Denys Vlasenko schrieb:

> -               *skip_non_whitespace(line_ptr) = '\0';
> +               *strpbrk(line_ptr, " \t\n:") = '\0';
> 
> Why ':' is considered a terminator too? (I want to add a comment there).
> 
> Applied. Thanks.
> --
> vda

My /proc/net/dev looks like that (trimmed for readability):

Inter-|   Receive
  face |bytes    packets
     lo:1359900045 13129150
   eth0:3298170923 803340181
   eth1:3404454341 393982431


This only lists devices/interfaces, not aliases, so you will not have 
"eth0:0" or something like that in here. OTOH you'll see vlan-interfaces 
like eth0.1 as created via vconfig. Like this:
eth0.2:       0       0
eth2.1000:       0       0

 From the kernel-perspective these are standalone interfaces, while 
aliases are just another address on the same interface.

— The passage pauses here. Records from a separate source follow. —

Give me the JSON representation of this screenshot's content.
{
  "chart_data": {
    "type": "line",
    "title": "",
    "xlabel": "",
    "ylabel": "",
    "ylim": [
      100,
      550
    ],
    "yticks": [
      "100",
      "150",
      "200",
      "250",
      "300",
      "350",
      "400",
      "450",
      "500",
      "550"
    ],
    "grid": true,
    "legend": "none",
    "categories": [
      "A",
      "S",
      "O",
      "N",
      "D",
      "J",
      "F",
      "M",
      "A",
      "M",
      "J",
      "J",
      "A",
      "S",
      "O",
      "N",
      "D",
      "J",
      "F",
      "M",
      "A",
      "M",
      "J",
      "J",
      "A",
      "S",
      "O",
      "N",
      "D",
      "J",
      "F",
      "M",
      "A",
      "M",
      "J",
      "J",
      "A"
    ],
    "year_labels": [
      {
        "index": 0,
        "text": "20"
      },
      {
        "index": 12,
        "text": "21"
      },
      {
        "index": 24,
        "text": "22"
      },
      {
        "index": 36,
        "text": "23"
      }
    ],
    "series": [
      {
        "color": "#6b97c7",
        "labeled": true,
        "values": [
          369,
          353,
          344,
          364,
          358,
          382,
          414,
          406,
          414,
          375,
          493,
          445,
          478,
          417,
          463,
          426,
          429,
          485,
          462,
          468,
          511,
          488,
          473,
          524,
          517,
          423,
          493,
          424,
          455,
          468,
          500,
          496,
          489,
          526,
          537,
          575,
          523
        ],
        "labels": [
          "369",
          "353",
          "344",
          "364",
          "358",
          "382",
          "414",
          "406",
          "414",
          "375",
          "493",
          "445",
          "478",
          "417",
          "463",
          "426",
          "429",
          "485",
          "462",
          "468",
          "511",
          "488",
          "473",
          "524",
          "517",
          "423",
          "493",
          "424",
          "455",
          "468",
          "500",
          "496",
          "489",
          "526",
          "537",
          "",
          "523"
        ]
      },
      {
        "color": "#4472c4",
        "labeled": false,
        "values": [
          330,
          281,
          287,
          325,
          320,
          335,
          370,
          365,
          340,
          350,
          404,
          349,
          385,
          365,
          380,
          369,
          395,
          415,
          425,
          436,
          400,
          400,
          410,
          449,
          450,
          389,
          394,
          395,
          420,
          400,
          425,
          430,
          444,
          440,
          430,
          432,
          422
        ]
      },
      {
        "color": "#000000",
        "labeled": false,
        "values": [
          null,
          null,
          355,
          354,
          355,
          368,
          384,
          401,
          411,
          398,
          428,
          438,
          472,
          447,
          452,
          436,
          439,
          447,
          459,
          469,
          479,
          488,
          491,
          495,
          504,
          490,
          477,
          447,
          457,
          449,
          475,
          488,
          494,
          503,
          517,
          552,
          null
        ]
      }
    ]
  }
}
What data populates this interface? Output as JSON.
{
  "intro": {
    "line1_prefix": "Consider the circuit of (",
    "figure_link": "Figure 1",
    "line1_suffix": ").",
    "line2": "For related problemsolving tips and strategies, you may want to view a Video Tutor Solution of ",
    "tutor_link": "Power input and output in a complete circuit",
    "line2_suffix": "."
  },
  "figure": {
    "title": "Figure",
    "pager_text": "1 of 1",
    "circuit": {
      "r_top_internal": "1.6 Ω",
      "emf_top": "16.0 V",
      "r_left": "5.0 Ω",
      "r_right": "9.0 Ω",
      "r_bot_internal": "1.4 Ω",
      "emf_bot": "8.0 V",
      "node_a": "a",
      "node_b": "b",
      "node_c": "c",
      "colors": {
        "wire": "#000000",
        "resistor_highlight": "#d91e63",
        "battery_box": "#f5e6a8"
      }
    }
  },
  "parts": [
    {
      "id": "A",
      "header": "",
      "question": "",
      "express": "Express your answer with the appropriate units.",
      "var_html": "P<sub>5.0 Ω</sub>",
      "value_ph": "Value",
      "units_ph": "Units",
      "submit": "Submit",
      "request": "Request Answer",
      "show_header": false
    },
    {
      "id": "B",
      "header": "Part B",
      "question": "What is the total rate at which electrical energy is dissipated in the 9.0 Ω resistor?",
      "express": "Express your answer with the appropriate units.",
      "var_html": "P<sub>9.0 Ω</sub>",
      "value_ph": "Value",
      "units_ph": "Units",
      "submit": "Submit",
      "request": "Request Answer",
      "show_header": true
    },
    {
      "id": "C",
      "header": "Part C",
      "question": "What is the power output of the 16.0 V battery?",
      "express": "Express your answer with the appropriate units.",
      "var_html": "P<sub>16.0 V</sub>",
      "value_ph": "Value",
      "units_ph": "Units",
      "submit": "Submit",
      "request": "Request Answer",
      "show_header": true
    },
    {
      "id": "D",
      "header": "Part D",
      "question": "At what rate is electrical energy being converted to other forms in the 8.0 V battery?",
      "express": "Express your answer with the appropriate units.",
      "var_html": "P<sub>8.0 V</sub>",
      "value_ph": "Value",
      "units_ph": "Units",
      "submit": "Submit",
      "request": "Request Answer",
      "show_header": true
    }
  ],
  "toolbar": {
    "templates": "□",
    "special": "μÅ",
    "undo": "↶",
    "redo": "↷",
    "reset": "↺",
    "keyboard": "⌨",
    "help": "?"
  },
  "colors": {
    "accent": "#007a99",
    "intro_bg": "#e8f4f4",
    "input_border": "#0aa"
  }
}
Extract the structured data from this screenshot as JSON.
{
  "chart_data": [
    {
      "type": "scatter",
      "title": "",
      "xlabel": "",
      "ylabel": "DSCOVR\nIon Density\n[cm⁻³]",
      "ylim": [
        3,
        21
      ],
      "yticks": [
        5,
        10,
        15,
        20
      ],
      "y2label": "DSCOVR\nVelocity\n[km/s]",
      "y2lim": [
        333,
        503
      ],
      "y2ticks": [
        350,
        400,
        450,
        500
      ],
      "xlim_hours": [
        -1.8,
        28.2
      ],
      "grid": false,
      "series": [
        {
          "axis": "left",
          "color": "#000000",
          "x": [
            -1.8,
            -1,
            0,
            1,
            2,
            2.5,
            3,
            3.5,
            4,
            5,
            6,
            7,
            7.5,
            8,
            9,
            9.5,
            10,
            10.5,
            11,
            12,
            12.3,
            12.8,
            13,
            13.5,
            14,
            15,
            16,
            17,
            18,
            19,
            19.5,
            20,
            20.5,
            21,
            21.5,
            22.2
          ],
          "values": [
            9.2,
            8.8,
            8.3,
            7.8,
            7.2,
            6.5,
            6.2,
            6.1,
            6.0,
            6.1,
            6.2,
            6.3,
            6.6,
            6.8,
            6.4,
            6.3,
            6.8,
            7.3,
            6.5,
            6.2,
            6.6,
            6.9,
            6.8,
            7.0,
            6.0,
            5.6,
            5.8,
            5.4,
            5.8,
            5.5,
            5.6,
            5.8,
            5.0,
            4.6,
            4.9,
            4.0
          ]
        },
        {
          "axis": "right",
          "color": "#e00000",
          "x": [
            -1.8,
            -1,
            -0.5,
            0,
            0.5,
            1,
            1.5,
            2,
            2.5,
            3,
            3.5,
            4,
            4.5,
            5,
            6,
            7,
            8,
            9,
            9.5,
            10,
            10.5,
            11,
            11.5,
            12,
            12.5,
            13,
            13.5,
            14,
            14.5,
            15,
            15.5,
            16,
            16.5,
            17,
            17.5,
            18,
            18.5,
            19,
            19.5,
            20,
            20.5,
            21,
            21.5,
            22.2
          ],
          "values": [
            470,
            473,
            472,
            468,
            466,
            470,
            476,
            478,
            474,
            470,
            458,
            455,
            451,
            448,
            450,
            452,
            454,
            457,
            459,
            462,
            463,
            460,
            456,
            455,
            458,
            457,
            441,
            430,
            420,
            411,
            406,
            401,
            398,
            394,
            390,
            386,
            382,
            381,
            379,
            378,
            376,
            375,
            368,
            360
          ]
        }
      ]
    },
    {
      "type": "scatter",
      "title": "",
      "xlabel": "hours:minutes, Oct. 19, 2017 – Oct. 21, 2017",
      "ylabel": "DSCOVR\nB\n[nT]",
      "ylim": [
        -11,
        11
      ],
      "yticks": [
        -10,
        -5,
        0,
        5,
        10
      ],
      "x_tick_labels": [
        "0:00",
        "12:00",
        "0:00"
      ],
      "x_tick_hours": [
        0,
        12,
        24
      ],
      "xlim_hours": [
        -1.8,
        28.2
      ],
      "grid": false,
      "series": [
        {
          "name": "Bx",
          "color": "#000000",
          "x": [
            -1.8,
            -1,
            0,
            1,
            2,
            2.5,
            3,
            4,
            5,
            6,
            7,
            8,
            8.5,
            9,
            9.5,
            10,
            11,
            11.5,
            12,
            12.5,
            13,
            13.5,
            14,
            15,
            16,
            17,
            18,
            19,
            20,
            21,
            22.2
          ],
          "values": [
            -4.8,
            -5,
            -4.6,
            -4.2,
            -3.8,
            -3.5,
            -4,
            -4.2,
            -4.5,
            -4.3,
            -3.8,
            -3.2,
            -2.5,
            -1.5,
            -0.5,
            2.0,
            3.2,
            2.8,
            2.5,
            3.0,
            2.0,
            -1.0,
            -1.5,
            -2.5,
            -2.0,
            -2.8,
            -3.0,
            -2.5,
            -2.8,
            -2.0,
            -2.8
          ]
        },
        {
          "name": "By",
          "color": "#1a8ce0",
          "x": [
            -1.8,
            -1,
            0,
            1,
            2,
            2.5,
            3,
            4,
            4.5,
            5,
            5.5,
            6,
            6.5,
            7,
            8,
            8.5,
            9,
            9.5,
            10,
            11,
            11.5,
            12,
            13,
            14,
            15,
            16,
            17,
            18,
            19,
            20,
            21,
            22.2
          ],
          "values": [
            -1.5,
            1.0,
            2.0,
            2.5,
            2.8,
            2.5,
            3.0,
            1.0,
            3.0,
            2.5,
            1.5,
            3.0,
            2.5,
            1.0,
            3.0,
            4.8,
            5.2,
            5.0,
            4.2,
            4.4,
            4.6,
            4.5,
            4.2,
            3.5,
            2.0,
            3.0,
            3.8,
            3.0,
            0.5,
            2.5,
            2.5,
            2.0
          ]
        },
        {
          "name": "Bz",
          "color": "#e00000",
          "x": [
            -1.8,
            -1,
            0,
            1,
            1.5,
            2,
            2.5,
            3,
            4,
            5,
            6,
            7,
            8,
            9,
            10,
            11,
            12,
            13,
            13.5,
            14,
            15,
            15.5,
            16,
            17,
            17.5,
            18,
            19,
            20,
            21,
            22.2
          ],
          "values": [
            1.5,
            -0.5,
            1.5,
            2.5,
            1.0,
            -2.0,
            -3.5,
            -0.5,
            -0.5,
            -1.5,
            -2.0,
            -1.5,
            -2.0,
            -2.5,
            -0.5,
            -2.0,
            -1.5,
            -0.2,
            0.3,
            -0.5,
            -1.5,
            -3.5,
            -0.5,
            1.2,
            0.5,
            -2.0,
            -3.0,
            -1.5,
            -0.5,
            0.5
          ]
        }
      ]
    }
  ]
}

The kernel-code to output /proc/net/dev looks like that:

seq_printf(seq, "%6s:%8lu %7lu %4lu %4lu %4lu %5lu %10lu %9lu "
          "%8lu %7lu %4lu %4lu %4lu %5lu %7lu %10lu\n",
          dev->name, stats->rx_bytes, stats->rx_packets,

Hmmm, so while thinking about it, it would be enough to just look for ':'.